Um dem hohen Abfragevolumen an potentiellen Spender:innen besser gerecht werden zu können, würde die DGFG zudem die Erweiterung des APK-Kreises auf pflegerisches Personal begrüßen. Die DGFG realisiert von bundesweit 31 Standorten aus jährlich mehr als dreitausend Gewebespenden. Eine Vielzahl der 57 Gewebespendekoordinator:innen arbeitet dabei auf Klinikgeländen. Die Einrichtung eines Zugangs wäre somit technisch an vielen Standorten möglich. Viele Gewebespendekoordinator:innen sind aufgrund ihrer pflegerischen Ausbildung dazu berechtigt, ebenfalls einen elektronischen Heilberufsausweis (eHBA), die Zugangsvoraussetzung zum OGR-Terminal, zu beantragen. Diese Option würde die acht Ärztinnen und Ärzte der DGFG, welche standortübergreifend und ortsunabhängig die Gewebespenden beaufsichtigen und freigeben, zukünftig entlasten. Die Ausweitung des APK-Kreises erfordert, nach Einschätzung der DGFG, jedoch in der Tat eine Gesetzesanpassung.
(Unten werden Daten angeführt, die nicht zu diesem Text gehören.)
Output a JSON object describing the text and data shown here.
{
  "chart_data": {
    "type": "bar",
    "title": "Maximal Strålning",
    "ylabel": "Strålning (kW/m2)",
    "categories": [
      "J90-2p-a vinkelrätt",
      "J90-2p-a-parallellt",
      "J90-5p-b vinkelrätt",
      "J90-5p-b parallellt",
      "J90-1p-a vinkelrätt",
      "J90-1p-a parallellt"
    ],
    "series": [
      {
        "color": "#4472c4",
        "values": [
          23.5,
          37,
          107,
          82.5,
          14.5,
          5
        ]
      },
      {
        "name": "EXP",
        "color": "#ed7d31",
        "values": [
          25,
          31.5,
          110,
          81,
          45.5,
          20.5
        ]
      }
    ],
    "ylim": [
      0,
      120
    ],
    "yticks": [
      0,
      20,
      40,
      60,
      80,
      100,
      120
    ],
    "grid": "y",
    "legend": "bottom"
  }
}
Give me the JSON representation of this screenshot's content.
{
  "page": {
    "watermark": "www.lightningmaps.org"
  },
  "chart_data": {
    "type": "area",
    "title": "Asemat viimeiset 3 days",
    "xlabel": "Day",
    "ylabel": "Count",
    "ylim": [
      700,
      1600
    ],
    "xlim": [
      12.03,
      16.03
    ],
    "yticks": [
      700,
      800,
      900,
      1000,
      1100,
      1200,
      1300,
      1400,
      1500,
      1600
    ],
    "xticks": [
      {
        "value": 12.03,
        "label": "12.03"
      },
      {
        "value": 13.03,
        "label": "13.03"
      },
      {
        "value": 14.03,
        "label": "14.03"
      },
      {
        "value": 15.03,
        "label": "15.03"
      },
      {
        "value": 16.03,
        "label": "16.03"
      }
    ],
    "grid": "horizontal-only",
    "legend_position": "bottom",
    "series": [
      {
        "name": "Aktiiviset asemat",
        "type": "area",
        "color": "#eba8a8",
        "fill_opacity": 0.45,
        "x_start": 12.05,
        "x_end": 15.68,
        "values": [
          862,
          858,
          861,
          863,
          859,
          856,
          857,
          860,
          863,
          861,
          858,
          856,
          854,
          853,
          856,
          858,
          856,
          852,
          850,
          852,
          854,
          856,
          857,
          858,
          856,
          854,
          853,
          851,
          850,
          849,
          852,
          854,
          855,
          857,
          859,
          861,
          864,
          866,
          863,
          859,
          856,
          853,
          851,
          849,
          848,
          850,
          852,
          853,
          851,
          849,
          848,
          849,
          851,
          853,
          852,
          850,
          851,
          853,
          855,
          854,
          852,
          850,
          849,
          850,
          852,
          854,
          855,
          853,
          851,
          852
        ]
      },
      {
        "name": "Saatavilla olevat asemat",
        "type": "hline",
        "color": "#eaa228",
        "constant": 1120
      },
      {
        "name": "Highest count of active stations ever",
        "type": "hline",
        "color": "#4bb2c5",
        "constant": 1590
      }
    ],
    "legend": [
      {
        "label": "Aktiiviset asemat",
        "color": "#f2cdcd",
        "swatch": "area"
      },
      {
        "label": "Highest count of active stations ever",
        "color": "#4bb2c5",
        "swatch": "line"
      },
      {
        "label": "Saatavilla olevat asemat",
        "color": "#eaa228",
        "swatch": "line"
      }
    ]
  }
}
„Wir sehen heute, mehr als vier Jahre nach der Anhörung im Bundesgesundheitsausschuss zum Gesetz zur Stärkung der Entscheidungsbereitschaft bei der Organspende, wie wichtig es gewesen wäre, bereits zu diesem Zeitpunkt eine Fachgesellschaft für Gewebespende mit einzubeziehen. Wir wünschen uns daher für die Zukunft, dass Gewebeeinrichtungen frühzeitig politischen Entscheidungs- und Abstimmungsprozesse beisitzen können. So haben auch wir die Chance, ein System mitzugestalten, das zur gelebten Spendepraxis passt und sie mehr fördert als, so wie bis zuletzt befürchtet, behindert“, hält Martin Börgel abschließend fest. „Die Gewebespende lief bis heute immer unter dem Radar und war bis dato ein blinder Fleck in Politik und Gesellschaft. Allein dafür haben sich die arbeitsintensiven, nervenaufreibenden letzten Monate gelohnt. Ich bin zuversichtlich, dass wir für die Gewebespende gestärkt aus dieser Debatte heraus in das neue Jahr starten werden.“

In den nächsten Wochen und Monaten werden die Gewebeeinrichtungen zusammen mit BMG, BfArM und weiteren Fachgesellschaften an der Ausgestaltung dieses eingeschlagenen Weges arbeiten müssen, um bis zum Registerstart einen reibungslosen und für alle Beteiligten sicheren Ablauf zu gewährleisten. Dabei erwartet die DGFG eine klare, öffentliche Kommunikation mit allen Beteiligten, um letzte Fragen zu klären und Handlungssicherheit zu schaffen. Auch dieser Aufwand wird sich lohnen. Schließlich hat ein Register zur Entscheidungsdokumentation das große Potential, den Angehörigen im möglichen Spendenfall Sicherheit in der Entscheidungsfindung zu bieten – vorausgesetzt, viele Bürgerinnen und Bürger nehmen dieses Angebot wahr und registrieren sich im OGR.

[1] DGFG veröffentlicht Jahreszahlen in der Gewebespende 2023.